Work, Rest, and Play

Work, Rest, and Play

I’d spent an ill advised few weeks in Australia before moving to London, and if I was to pay back the now frightening couple of grand debt I was in I’d have to be somewhere I could work. My first London job, making replica food was minimum wage, so that was hardly going to cut it, even staying for free at my dad’s. So when a friend hooked me up with a decent run of real prop making gigs for west end theatre I worked hard to become debt free. The big push came when I started working backstage at Les Mis. I’d do my ten hours prop making and get into town for the evening’s show, and prop making was free lance so flexible enough for matinees too. The only thing was that this was a six week stint of total work, and by the end of it I was very unhappy. By the end of it, though, I coasted into a period of working only in the evenings, and by ‘working’ I really only mean missing evening television.
I remember having an evening off during that busy time, and getting very drunk, falling over on the bus home, and being frogmarched up the road with a split lip wailing loudly “I’m unhappy, I’m unhappy”. This was a long time before the phrase ‘work-life balance’ had been invented, and was also long before becoming chronically ill had become my full time occupation.
I was musing about all this during my morning bath, here, on holiday. We only have two days to go of our week long vacation, and it feels like a particularly jewel like length of time. Long enough to establish small routines – walk to the Belgian boulangerie for baguettes in the morning, have breakfast and a sunbathe, go into the local small town for coffee and a mooch around, come home for lunch, more sunbathing and reading, then perhaps a little jaunt to the local beach before dinner and early to bed the better to battle the nightly mosquitos. Not long enough, however, to feel obligated to ‘do’ things, to feel that existential drive to feel that day trips will make something of an achievement of the holiday.
I’ve read a book while I’ve been here, which is achievement enough, and I’ve often forgotten to take medication, so well have I been. We don’t have wifi, to the relief of all, so I am writing this in advance and posting in a cafe. I can’t work out how to upload photos, but I have taken some for you, so you will get a glut of them on my return. The book, fyi, is Music for Torching by A. M. Homes. It’s like a mixture between Who’s Afraid of Virginia Woolf and The Revolutionary Road but brought up to date. Good reading.

Here are my snaps.


8 thoughts on “Work, Rest, and Play

  1. I love A.M. Homes! Haven’t read Music for Torching, but This Book Will Save Your Life and The End of Alice are amazing. So glad you’re enjoying your vacation. Can’t wait to see photos!

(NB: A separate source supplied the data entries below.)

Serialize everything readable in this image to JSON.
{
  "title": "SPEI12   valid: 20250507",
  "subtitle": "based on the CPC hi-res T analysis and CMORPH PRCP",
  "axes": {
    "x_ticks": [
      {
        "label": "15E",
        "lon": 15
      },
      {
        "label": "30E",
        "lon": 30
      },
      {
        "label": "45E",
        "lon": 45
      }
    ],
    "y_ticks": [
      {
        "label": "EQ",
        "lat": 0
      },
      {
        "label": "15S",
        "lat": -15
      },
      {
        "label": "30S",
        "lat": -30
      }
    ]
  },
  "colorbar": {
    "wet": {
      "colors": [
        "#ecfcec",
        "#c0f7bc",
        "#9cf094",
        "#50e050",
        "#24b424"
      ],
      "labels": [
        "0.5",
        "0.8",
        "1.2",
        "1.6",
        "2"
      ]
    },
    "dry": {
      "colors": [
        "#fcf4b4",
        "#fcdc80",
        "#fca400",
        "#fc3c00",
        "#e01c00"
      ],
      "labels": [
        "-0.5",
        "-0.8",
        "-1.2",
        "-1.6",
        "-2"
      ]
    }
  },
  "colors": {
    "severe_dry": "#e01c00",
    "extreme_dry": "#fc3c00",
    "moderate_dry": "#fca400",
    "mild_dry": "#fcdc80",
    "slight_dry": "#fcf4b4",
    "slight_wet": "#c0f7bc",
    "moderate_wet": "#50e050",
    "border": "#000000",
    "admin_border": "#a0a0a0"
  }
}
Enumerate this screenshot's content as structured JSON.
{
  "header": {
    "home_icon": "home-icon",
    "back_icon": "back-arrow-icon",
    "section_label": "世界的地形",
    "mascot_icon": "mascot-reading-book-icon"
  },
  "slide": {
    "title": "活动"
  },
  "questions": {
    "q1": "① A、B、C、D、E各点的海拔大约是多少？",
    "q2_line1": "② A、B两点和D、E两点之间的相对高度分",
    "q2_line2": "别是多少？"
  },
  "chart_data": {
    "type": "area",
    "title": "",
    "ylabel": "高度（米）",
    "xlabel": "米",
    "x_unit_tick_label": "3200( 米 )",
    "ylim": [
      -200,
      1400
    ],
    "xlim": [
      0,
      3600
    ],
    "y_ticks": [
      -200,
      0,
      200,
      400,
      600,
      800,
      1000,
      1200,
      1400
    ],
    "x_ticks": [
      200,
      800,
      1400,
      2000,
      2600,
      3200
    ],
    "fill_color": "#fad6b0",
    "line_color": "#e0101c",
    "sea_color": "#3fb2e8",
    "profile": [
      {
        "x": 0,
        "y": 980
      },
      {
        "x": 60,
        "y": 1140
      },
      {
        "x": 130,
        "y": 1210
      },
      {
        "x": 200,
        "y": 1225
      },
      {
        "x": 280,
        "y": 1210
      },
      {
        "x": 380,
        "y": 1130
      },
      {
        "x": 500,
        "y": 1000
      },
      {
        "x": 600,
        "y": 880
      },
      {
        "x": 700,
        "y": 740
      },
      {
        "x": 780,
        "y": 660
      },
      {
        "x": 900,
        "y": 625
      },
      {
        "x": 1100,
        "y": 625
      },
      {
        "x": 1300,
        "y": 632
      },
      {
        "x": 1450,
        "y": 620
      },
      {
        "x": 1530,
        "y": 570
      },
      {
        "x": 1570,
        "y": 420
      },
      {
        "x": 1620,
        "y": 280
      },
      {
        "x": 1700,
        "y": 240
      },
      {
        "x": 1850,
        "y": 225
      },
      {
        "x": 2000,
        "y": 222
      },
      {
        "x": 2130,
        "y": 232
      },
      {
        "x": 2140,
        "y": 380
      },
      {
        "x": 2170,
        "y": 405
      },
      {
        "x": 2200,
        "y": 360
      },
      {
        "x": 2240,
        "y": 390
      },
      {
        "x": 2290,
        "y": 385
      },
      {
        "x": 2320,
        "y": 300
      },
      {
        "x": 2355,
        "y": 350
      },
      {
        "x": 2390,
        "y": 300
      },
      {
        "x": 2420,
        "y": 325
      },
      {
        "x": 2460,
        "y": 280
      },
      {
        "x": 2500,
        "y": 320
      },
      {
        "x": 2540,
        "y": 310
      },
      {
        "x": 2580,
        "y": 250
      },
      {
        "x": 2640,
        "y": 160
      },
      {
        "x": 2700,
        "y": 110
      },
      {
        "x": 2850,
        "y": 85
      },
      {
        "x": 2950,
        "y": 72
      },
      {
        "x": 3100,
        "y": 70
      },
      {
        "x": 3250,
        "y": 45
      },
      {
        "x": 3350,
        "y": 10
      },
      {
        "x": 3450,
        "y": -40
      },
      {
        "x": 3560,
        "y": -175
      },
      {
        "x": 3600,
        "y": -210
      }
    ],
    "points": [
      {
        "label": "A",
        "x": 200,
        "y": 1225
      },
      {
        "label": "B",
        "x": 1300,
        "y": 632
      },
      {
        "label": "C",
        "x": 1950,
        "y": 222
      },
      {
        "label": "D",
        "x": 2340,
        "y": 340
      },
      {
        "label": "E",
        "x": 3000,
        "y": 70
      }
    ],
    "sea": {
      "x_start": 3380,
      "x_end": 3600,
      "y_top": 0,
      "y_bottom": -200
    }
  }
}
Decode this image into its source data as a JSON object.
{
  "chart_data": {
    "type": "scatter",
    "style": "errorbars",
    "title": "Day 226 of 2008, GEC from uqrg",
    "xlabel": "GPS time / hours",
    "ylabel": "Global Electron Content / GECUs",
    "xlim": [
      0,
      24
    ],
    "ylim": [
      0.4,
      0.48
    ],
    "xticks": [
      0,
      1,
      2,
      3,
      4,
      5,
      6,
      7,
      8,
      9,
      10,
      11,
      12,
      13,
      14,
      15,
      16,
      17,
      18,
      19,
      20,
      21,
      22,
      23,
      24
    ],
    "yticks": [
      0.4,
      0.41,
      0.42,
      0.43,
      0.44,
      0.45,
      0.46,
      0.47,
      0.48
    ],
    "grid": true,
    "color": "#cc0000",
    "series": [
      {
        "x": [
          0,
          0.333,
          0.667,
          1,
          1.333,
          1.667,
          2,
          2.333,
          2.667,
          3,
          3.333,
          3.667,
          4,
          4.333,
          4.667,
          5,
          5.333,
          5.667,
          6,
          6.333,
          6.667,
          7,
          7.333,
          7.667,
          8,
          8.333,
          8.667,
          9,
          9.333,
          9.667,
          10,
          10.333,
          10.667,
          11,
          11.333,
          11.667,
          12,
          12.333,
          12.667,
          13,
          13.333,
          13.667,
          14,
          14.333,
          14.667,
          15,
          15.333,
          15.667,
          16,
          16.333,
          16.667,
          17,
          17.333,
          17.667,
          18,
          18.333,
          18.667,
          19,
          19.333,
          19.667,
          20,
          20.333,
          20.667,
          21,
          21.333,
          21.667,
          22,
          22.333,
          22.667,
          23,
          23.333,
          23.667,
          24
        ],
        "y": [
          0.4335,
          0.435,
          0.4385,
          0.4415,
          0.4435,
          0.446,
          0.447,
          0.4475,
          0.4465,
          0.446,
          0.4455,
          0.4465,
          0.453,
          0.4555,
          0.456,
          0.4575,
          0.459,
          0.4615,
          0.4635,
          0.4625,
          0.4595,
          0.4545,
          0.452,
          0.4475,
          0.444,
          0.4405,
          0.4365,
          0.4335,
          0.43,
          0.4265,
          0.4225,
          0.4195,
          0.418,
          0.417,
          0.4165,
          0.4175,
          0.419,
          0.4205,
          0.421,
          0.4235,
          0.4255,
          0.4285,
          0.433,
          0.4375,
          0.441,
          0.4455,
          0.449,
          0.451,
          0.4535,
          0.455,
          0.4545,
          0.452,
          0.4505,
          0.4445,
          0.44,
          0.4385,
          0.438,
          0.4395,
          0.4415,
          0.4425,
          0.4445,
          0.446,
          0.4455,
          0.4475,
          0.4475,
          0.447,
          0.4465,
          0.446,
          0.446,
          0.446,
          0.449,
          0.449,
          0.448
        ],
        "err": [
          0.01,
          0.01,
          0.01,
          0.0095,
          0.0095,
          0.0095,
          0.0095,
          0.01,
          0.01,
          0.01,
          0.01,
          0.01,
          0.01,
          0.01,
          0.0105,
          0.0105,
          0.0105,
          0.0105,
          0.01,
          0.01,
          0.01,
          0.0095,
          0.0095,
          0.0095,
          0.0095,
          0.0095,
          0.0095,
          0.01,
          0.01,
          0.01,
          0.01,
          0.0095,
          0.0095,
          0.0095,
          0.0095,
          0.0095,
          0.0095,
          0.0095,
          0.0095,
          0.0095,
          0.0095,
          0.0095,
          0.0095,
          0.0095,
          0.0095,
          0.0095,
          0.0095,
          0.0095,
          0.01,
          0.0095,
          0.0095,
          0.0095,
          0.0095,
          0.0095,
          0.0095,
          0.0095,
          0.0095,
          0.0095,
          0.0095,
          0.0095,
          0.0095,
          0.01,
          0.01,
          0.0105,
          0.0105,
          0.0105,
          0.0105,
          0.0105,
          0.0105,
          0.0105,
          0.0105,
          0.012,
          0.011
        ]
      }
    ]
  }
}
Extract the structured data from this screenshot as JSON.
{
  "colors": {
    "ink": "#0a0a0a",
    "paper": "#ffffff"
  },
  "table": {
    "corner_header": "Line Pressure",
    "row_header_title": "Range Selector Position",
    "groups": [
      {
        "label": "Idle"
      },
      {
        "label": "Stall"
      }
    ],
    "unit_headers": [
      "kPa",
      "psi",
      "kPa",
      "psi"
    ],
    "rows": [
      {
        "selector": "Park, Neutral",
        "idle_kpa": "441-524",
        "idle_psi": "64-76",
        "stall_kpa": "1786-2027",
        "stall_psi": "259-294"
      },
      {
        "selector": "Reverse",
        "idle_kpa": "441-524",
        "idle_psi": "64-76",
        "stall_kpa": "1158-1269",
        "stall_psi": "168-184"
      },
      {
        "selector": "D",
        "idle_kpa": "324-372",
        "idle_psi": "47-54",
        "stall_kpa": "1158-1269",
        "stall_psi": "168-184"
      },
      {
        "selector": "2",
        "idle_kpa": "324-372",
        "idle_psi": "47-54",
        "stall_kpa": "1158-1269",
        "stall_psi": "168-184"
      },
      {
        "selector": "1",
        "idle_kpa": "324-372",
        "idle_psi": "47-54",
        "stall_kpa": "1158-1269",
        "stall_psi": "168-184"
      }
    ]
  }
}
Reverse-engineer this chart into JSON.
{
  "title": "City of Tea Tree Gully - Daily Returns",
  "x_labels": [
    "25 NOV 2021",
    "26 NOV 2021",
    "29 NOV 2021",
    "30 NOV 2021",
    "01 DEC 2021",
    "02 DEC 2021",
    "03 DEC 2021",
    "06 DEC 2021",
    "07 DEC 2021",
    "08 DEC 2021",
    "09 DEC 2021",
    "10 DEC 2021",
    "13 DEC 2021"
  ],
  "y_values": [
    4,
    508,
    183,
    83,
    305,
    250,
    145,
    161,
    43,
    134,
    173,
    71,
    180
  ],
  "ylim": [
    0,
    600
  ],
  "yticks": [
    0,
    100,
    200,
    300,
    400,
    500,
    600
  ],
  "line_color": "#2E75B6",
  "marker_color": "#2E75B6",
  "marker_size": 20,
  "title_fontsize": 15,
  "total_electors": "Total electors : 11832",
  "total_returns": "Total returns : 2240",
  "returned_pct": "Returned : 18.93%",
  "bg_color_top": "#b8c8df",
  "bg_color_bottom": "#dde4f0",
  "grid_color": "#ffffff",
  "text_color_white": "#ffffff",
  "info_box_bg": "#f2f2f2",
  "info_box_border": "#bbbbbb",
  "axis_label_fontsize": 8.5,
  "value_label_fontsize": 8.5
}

    1. I liked it an awful lot. It was very clever and also a ripping read, which is an excellent combo. I also read The Tiger’s Wife, which was good, but rather slow by comparison.

      1. Ooh, I read “The Tiger’s Wife” a while back. I remember it being somewhat of a slow read, but very well-written. Lyrical, poetical, even. Very dreamy. Very thoughful. I liked it very much. You had excellent vacation reads!

        How’s Poppet, ok? Silly girl. She should know she can’t fly.

        1. Bumbling idiot. She is a worry.

          I am a bit migrainous having travelled and arrived to the usual heavy cloud, so the fact that Poppet has taken to her quilts too is good timing.

  2. I look forward to seeing photos. Did you take Poppet with you on holiday?

    We just spent half a week with a friend in Baltimore and had a relaxing, lovely time.

    1. Collating the photos as we speak.

      I’d love to take Poppet away, but going abroad with animals is a bit fraught. You have to get them vaccinated and get special papers, then go to a vet in the country you are visiting for them to okay you. If I end up doing a PhD and spending longer than a week elsewhere then I’d definitely do it.

      I normally vacation within the UK, so this was a special treat. Visiting friends is nice.